The 2008 financial crisis stemmed from a different structure: a combination of low interest rates and rising housing prices fueled a surge in household debt. This debt was repackosed into complex financial products, spreading risk throughout the system. When housing prices fell, the hidden structure of risk unraveled, leading to a collapse of trust among financial institutions and a freezing of credit markets.
The current AI-driven environment combines elements of both the tech bubble and the 2008 crisis. AI represents a fundamental technological shift, demanding massive investments in data centers, semiconductors, and infrastructure. These investments are largely predicated on future revenue rather than current profits, mirroring the dot-com era's speculative fervor. Simultaneously, credit is expanding, particularly in the private credit market, which is increasingly intertwined with AI investments, creating new leverage structures.

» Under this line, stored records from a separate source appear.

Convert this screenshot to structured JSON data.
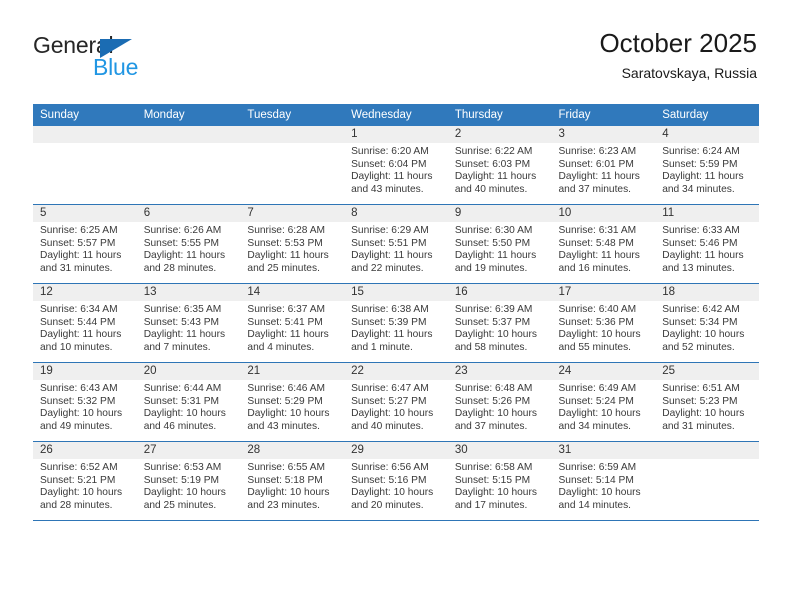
{
  "brand": {
    "name_top": "General",
    "name_bottom": "Blue",
    "triangle_color": "#1B6CB3",
    "blue_text_color": "#2196E3"
  },
  "header": {
    "title": "October 2025",
    "subtitle": "Saratovskaya, Russia"
  },
  "theme": {
    "header_row_bg": "#3079BC",
    "header_row_text": "#FFFFFF",
    "week_divider": "#2E75B6",
    "daynum_band_bg": "#EFEFEF"
  },
  "weekday_headers": [
    "Sunday",
    "Monday",
    "Tuesday",
    "Wednesday",
    "Thursday",
    "Friday",
    "Saturday"
  ],
  "weeks": [
    [
      {
        "day": "",
        "sunrise": "",
        "sunset": "",
        "daylight_line1": "",
        "daylight_line2": ""
      },
      {
        "day": "",
        "sunrise": "",
        "sunset": "",
        "daylight_line1": "",
        "daylight_line2": ""
      },
      {
        "day": "",
        "sunrise": "",
        "sunset": "",
        "daylight_line1": "",
        "daylight_line2": ""
      },
      {
        "day": "1",
        "sunrise": "Sunrise: 6:20 AM",
        "sunset": "Sunset: 6:04 PM",
        "daylight_line1": "Daylight: 11 hours",
        "daylight_line2": "and 43 minutes."
      },
      {
        "day": "2",
        "sunrise": "Sunrise: 6:22 AM",
        "sunset": "Sunset: 6:03 PM",
        "daylight_line1": "Daylight: 11 hours",
        "daylight_line2": "and 40 minutes."
      },
      {
        "day": "3",
        "sunrise": "Sunrise: 6:23 AM",
        "sunset": "Sunset: 6:01 PM",
        "daylight_line1": "Daylight: 11 hours",
        "daylight_line2": "and 37 minutes."
      },
      {
        "day": "4",
        "sunrise": "Sunrise: 6:24 AM",
        "sunset": "Sunset: 5:59 PM",
        "daylight_line1": "Daylight: 11 hours",
        "daylight_line2": "and 34 minutes."
      }
    ],
    [
      {
        "day": "5",
        "sunrise": "Sunrise: 6:25 AM",
        "sunset": "Sunset: 5:57 PM",
        "daylight_line1": "Daylight: 11 hours",
        "daylight_line2": "and 31 minutes."
      },
      {
        "day": "6",
        "sunrise": "Sunrise: 6:26 AM",
        "sunset": "Sunset: 5:55 PM",
        "daylight_line1": "Daylight: 11 hours",
        "daylight_line2": "and 28 minutes."
      },
      {
        "day": "7",
        "sunrise": "Sunrise: 6:28 AM",
        "sunset": "Sunset: 5:53 PM",
        "daylight_line1": "Daylight: 11 hours",
        "daylight_line2": "and 25 minutes."
      },
      {
        "day": "8",
        "sunrise": "Sunrise: 6:29 AM",
        "sunset": "Sunset: 5:51 PM",
        "daylight_line1": "Daylight: 11 hours",
        "daylight_line2": "and 22 minutes."
      },
      {
        "day": "9",
        "sunrise": "Sunrise: 6:30 AM",
        "sunset": "Sunset: 5:50 PM",
        "daylight_line1": "Daylight: 11 hours",
        "daylight_line2": "and 19 minutes."
      },
      {
        "day": "10",
        "sunrise": "Sunrise: 6:31 AM",
        "sunset": "Sunset: 5:48 PM",
        "daylight_line1": "Daylight: 11 hours",
        "daylight_line2": "and 16 minutes."
      },
      {
        "day": "11",
        "sunrise": "Sunrise: 6:33 AM",
        "sunset": "Sunset: 5:46 PM",
        "daylight_line1": "Daylight: 11 hours",
        "daylight_line2": "and 13 minutes."
      }
    ],
    [
      {
        "day": "12",
        "sunrise": "Sunrise: 6:34 AM",
        "sunset": "Sunset: 5:44 PM",
        "daylight_line1": "Daylight: 11 hours",
        "daylight_line2": "and 10 minutes."
      },
      {
        "day": "13",
        "sunrise": "Sunrise: 6:35 AM",
        "sunset": "Sunset: 5:43 PM",
        "daylight_line1": "Daylight: 11 hours",
        "daylight_line2": "and 7 minutes."
      },
      {
        "day": "14",
        "sunrise": "Sunrise: 6:37 AM",
        "sunset": "Sunset: 5:41 PM",
        "daylight_line1": "Daylight: 11 hours",
        "daylight_line2": "and 4 minutes."
      },
      {
        "day": "15",
        "sunrise": "Sunrise: 6:38 AM",
        "sunset": "Sunset: 5:39 PM",
        "daylight_line1": "Daylight: 11 hours",
        "daylight_line2": "and 1 minute."
      },
      {
        "day": "16",
        "sunrise": "Sunrise: 6:39 AM",
        "sunset": "Sunset: 5:37 PM",
        "daylight_line1": "Daylight: 10 hours",
        "daylight_line2": "and 58 minutes."
      },
      {
        "day": "17",
        "sunrise": "Sunrise: 6:40 AM",
        "sunset": "Sunset: 5:36 PM",
        "daylight_line1": "Daylight: 10 hours",
        "daylight_line2": "and 55 minutes."
      },
      {
        "day": "18",
        "sunrise": "Sunrise: 6:42 AM",
        "sunset": "Sunset: 5:34 PM",
        "daylight_line1": "Daylight: 10 hours",
        "daylight_line2": "and 52 minutes."
      }
    ],
    [
      {
        "day": "19",
        "sunrise": "Sunrise: 6:43 AM",
        "sunset": "Sunset: 5:32 PM",
        "daylight_line1": "Daylight: 10 hours",
        "daylight_line2": "and 49 minutes."
      },
      {
        "day": "20",
        "sunrise": "Sunrise: 6:44 AM",
        "sunset": "Sunset: 5:31 PM",
        "daylight_line1": "Daylight: 10 hours",
        "daylight_line2": "and 46 minutes."
      },
      {
        "day": "21",
        "sunrise": "Sunrise: 6:46 AM",
        "sunset": "Sunset: 5:29 PM",
        "daylight_line1": "Daylight: 10 hours",
        "daylight_line2": "and 43 minutes."
      },
      {
        "day": "22",
        "sunrise": "Sunrise: 6:47 AM",
        "sunset": "Sunset: 5:27 PM",
        "daylight_line1": "Daylight: 10 hours",
        "daylight_line2": "and 40 minutes."
      },
      {
        "day": "23",
        "sunrise": "Sunrise: 6:48 AM",
        "sunset": "Sunset: 5:26 PM",
        "daylight_line1": "Daylight: 10 hours",
        "daylight_line2": "and 37 minutes."
      },
      {
        "day": "24",
        "sunrise": "Sunrise: 6:49 AM",
        "sunset": "Sunset: 5:24 PM",
        "daylight_line1": "Daylight: 10 hours",
        "daylight_line2": "and 34 minutes."
      },
      {
        "day": "25",
        "sunrise": "Sunrise: 6:51 AM",
        "sunset": "Sunset: 5:23 PM",
        "daylight_line1": "Daylight: 10 hours",
        "daylight_line2": "and 31 minutes."
      }
    ],
    [
      {
        "day": "26",
        "sunrise": "Sunrise: 6:52 AM",
        "sunset": "Sunset: 5:21 PM",
        "daylight_line1": "Daylight: 10 hours",
        "daylight_line2": "and 28 minutes."
      },
      {
        "day": "27",
        "sunrise": "Sunrise: 6:53 AM",
        "sunset": "Sunset: 5:19 PM",
        "daylight_line1": "Daylight: 10 hours",
        "daylight_line2": "and 25 minutes."
      },
      {
        "day": "28",
        "sunrise": "Sunrise: 6:55 AM",
        "sunset": "Sunset: 5:18 PM",
        "daylight_line1": "Daylight: 10 hours",
        "daylight_line2": "and 23 minutes."
      },
      {
        "day": "29",
        "sunrise": "Sunrise: 6:56 AM",
        "sunset": "Sunset: 5:16 PM",
        "daylight_line1": "Daylight: 10 hours",
        "daylight_line2": "and 20 minutes."
      },
      {
        "day": "30",
        "sunrise": "Sunrise: 6:58 AM",
        "sunset": "Sunset: 5:15 PM",
        "daylight_line1": "Daylight: 10 hours",
        "daylight_line2": "and 17 minutes."
      },
      {
        "day": "31",
        "sunrise": "Sunrise: 6:59 AM",
        "sunset": "Sunset: 5:14 PM",
        "daylight_line1": "Daylight: 10 hours",
        "daylight_line2": "and 14 minutes."
      },
      {
        "day": "",
        "sunrise": "",
        "sunset": "",
        "daylight_line1": "",
        "daylight_line2": ""
      }
    ]
  ]
}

Signs of strain are already emerging. Capital is concentrating in a few AI companies, making the market highly dependent on specific variables. Rising oil prices and geopolitical risks are fueling inflation, complicating interest rate cuts and burdening long-term investments. Furthermore, redemptions and liquidity pressures in the private credit market are revealing previously hidden risks. These are not mere price adjustments but potential cracks in the credit structure itself. The core of any financial crisis lies not in prices but in credit. While price collapses shake markets, credit collapses paralyze systems. The path forward requires financial institutions to prioritize survival and liquidity, corporations to focus on cash flow over growth, and individuals to understand underlying structures, reduce leverage, and diversify investments. Cash, in times of uncertainty, remains a crucial asset for seizing opportunities.